Solarze po dwóch porażkach z rzędu w lidze, wygrali z Beskidem 2:0.Trzy punkty to jedyny pozytyw po tym meczu, bo gra nadal nie napawa optymizmem.
Soła Oświęcim – Beskid Andrychów 2:0 (0:0)
Bramki:
1:0 – Cygnar 79 min. (karny)
2:0 – Snadny 81 min.
Składy:
Soła: Koper – G.Talaga (46 min. Stanek), Wadas (67 min. Skiernik), Skrzypek, W. Jamróz – Gleń (54 min. Stemplewski), Czarnik, Cygnar, Zapotoczny – Janeczko (38 min. Knapik), Snadny.

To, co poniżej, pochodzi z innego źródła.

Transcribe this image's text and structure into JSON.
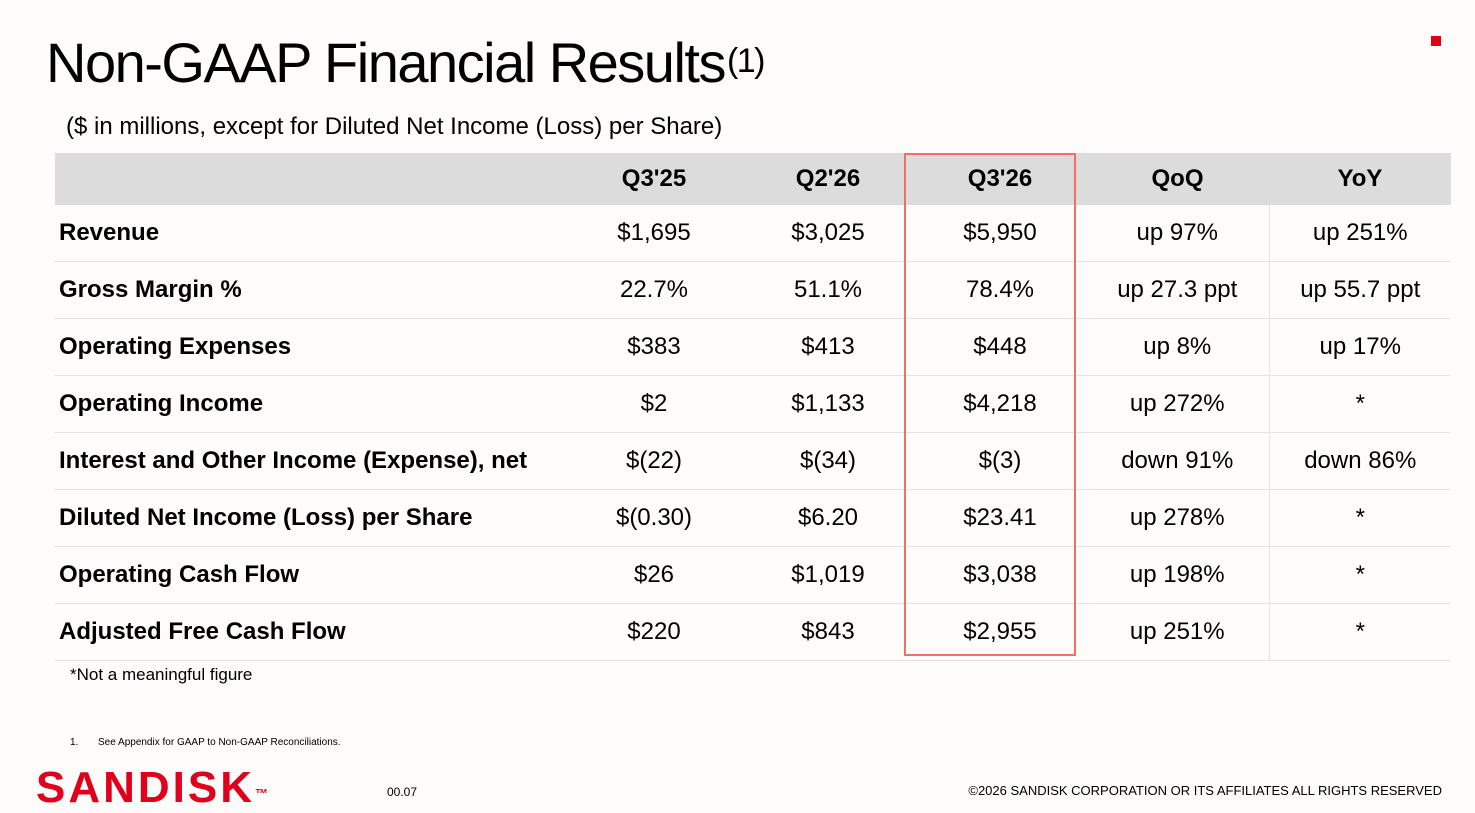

Beskid: Chwałka – Karcz, Święs, Kapera, Jurczak – Adamus, Słupski, Kaczmarczyk, Piszczek (17 min. Pierzchała) – Stróżak, Śliwa (90 Kubik).

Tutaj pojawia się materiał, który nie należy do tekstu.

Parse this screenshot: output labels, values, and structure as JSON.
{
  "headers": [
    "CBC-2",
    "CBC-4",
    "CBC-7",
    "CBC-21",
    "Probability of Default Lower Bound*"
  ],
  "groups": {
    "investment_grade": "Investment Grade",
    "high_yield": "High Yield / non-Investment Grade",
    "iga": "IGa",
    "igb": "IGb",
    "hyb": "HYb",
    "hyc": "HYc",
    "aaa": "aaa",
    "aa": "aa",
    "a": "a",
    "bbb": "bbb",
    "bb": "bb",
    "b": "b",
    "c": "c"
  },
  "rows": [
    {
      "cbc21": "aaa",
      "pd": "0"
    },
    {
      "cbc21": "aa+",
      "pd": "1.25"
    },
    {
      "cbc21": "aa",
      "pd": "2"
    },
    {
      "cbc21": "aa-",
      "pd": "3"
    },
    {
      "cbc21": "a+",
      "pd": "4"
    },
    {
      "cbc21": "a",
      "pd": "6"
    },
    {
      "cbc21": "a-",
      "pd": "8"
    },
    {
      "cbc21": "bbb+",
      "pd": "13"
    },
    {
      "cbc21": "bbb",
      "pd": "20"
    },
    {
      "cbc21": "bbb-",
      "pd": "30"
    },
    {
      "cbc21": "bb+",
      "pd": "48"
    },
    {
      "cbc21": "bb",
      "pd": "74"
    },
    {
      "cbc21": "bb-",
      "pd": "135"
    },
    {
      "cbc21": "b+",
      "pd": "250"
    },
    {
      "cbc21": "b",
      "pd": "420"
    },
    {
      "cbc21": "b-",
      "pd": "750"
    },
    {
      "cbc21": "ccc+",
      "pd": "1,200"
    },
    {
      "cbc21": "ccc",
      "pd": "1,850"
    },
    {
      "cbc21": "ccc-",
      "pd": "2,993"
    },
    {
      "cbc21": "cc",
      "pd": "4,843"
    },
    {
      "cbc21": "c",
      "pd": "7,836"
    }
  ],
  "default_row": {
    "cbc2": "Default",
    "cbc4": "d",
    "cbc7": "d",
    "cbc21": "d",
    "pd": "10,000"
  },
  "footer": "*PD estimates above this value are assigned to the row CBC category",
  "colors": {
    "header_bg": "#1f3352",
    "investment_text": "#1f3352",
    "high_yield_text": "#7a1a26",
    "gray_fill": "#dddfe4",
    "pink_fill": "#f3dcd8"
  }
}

Żółte kartki: Snadny, Czarnik, Koper (Soła) – Śliwa, Adamus, Karcz, Słupski (Beskid)
Nie będę się jakoś specjalnie rozwodził na temat tego meczu. Fajnie, że wygraliśmy, ale to jest jedyna pozytywna rzecz po tym meczu. Trener Krzysztof Wądrzyk nawet stwierdził, że chcieli dziś wygrać z pogrążoną w kryzysie Sołą. Wszyscy to widzą i taki jest fakt. Nie ma się co zasłaniać brakiem szczęścia, czy robić dobrą minę do złej gry. Nasza dyspozycja pozostawia wiele do życzenia. Nie to, żebym był wielkim malkontentem. Pewnie ktoś pomyśli, że jak śmiem narzekać, skoro są trzy punkty. Podkreślam, że cieszę się z tego, ale nawet nie to, a forma zespołu jest dla mnie istotniejsza, bo nie ukrywajmy, że Beskid jest po prostu słabą drużyną III-ligową. Weryfikacja przyjdzie podczas meczów z Wisłą II i Porońcem, a w takiej dyspozycji to nie mamy czego szukać z tymi zespołami. Najgorsze jest też to, że kadra też się trochę sypie. W tym meczu z powodu kontuzji musiał zejść Adam Janeczko i zawsze walczący Dawid Wadas, który swoją ofiarność okupił rozciętym łukiem brwiowym. Czasami kibice mają problem, aby zrozumieć decyzje trenera, przyznam się szczerze, że z całą sympatią dla „Stempla” - ja też. Nie wiem czy był spowodowane to, że już w 54. minucie z boiska zszedł chyba najbardziej aktywny do tego czasu Mateusz Gleń. Nie dziwię się w zupełności jego frustracji, bo grał dobrze, starał się, walczył, a spotkała go za to niezasłużona „kara”.
Śmiem twierdzić, że gdyby nie ten chyba jednak naciągany karny, to nie wygralibyśmy tego meczu. Jeden z kibiców powiedział mi, że po tych dwóch porażkach spodziewał się, że ruszymy na Beskid zdecydowanie. Nabuzowani, chcąc coś udowodnić. Nic takiego jednak nie widziałem. Na trybunach kibice coraz częściej i głośniej domagają się zmiany trenera. Ja nie będę tutaj ani oczerniał, ani bronił trenera. Każdy ma prawo mieć swoje własne zdanie. Cóż, pozostaje mieć nadzieję, że w końcu na wiosnę się obudzimy, bo jak na razie, to wciąż śpimy bardzo mocnym, zimowym snem.